The other thing I would say is we’ve got 21,000 engines in the installed base. Those planes are flying globally and when they are flying, eventually they are going to come in for a shop visit and we are going to sell spare parts and that installed base is growing about 6% a year based on new fuel efficient aircraft being delivered. And that is a heck of a buffer here, and I think the buffer is a lot bigger than it was in 2001 and that gives us some real confidence too, Scott.


Your next question comes from the line of Nigel Coe with Deutsche Bank.

Nigel Coe - Deutsche Bank

Thanks. Good morning. You announced yesterday the spin of -- the probably spin of C&I. Can you just put some parameters around the timing -- you know, what could delay that process? And any reason to assume it couldn’t be maybe a late 3Q, maybe 4Q process? And is this -- could this be a viable option as well for PLCC?

Keith S. Sherin

You know, we are going through the work on C&I. It’s interesting. We do have to get three years of audited financials.
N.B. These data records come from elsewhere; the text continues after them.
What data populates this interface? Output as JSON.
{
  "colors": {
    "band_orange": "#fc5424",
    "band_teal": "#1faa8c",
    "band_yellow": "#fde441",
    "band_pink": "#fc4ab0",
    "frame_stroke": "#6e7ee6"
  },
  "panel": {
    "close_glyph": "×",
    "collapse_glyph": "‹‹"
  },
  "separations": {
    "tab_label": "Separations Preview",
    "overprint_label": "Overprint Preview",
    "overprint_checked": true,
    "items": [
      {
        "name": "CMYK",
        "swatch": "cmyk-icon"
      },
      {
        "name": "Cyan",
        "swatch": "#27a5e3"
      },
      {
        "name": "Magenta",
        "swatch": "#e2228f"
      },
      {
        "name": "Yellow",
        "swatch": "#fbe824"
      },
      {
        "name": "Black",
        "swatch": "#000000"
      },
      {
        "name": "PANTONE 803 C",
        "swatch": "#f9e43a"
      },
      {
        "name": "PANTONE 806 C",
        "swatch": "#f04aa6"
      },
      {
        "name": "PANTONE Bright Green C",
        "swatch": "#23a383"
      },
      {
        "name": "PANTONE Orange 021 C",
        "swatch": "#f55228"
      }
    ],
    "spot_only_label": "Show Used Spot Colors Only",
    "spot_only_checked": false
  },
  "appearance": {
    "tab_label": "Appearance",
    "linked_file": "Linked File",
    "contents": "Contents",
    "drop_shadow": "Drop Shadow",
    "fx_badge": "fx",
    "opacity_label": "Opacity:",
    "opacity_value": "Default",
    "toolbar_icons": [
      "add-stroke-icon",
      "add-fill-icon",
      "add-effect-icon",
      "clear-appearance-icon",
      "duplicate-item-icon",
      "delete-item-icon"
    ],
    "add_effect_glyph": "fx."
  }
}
We have to prepare an information statement to file with the SEC. You know, you are probably going to want to look at audited ’08 financials. You know, our plan is that that process, the detailed planning, the registration, information statement, the three years of audited financials here, you know, you’re going to be early in ’09. You are going to be in the first half of ’09 here for that, and I know we’ve pushed the team on going faster. I think it’s going to make sense to get audited ’08 financials and be looking at the ’09 outlook when you look at that asset. So that’s our probable timing. Something could change but even a buyer is going to want three years of audited financials and that’s going to take some work.
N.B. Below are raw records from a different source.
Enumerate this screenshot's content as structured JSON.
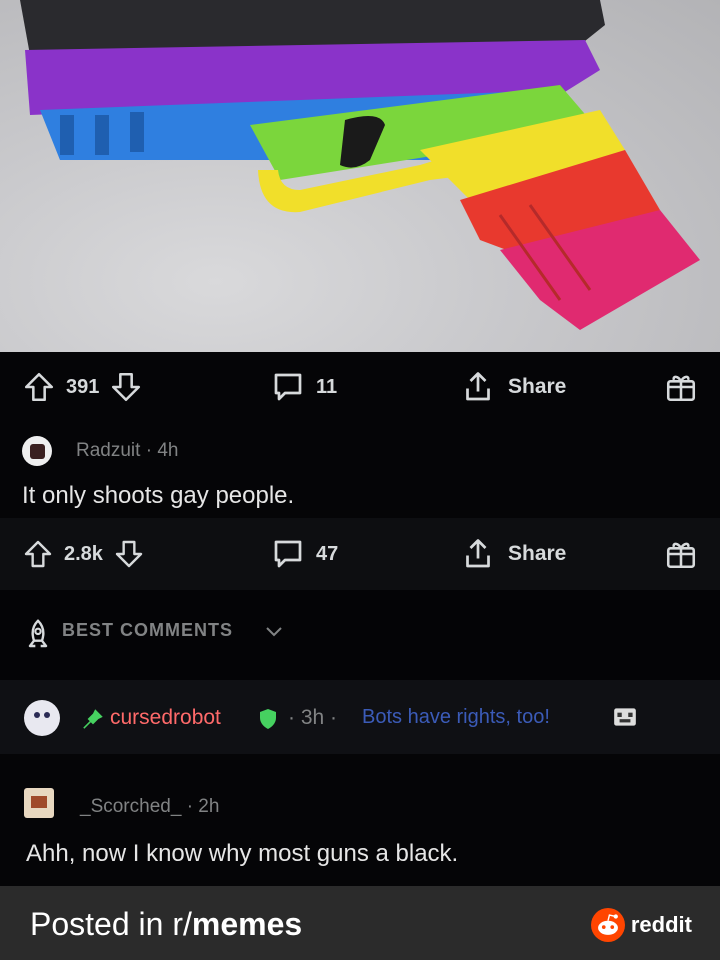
{
  "post": {
    "upvotes": "391",
    "comments": "11",
    "share_label": "Share"
  },
  "comment": {
    "author": "Radzuit",
    "age": "4h",
    "text": "It only shoots gay people.",
    "upvotes": "2.8k",
    "replies": "47",
    "share_label": "Share"
  },
  "sort": {
    "label": "BEST COMMENTS"
  },
  "bot_comment": {
    "author": "cursedrobot",
    "age": "3h",
    "flair": "Bots have rights, too!"
  },
  "reply": {
    "author": "_Scorched_",
    "age": "2h",
    "text": "Ahh, now I know why most guns a black."
  },
  "footer": {
    "posted_prefix": "Posted in r/",
    "subreddit": "memes",
    "brand": "reddit"
  },
  "colors": {
    "background": "#000000",
    "footer_bg": "#2b2b2b",
    "reddit_orange": "#ff4500",
    "bot_name": "#ff6a6a",
    "flair": "#3b5bb8",
    "mod_shield": "#46d160"
  }
}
We are looking at alternatives on PLCC. Interesting, yes, there are some things that we are looking at that may involve a public capability. I don’t know that it -- I don’t know exactly the form that could take but we are certainly looking at different structured alternatives around PLCC.
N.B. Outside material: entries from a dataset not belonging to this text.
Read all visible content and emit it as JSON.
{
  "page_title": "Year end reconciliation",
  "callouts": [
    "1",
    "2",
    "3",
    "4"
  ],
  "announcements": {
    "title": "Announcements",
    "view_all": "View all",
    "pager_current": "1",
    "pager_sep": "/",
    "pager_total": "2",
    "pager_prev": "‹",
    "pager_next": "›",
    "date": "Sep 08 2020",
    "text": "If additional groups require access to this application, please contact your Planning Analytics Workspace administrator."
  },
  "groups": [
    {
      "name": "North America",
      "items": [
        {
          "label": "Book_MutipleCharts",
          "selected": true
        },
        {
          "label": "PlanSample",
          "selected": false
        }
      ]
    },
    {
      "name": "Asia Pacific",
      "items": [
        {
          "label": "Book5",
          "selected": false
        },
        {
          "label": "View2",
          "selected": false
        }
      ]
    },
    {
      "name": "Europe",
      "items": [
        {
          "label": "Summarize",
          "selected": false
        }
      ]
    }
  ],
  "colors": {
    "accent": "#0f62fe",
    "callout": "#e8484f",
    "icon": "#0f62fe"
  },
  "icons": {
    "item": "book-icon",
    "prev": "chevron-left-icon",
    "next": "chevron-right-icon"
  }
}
Your next question comes from the line of Stephen Tusa with J.P. Morgan.

Stephen Tusa - J.P. Morgan

Good morning. Just a question for you on the guidance. All the moving parts here, like the PLCC business, as well as I think you put more into discontinued ops now. Could you just -- are all the moving parts the same as when you last provided guidance up to the first quarter?

Keith S. Sherin

Sure they are. We haven’t put anything else in disc ops. All we did was take the provision to exit the additional assets in the Lake business, so no, there’s no change to something out of or in disc-ops. Everything that was in continuing in the first quarter is still there and we haven’t changed any of that.


Your last question comes from the line of Christopher Glynn with Oppenheimer.

Christopher Glynn - Oppenheimer

Good morning.

Jeffrey R. Immelt

Hello? We’re having a little trouble with our questions here.

Dan Janki

Chris, are you there? Well, Chris was our last question, so he must have fallen off the line, so with that, we’ll --

Jeffrey R. Immelt

I’d just like to thank everybody. I think we had a very strong quarter in a tough environment. No change to total year guidance. I think we are going to be playing offense as a company and again, we feel very solidly about our position and look forward to continuing to execute in this environment.

So Dan, thanks to Dan, welcome to Trevor.

Dan Janki

Thank you, Jeff and Joanne and I will be around all day with Trevor to take your questions and a replay of today’s presentation will be out on the website, along with the transcript, so thank you very much.


This concludes your conference call. Thank you for your participation today. You may now disconnect. Good day.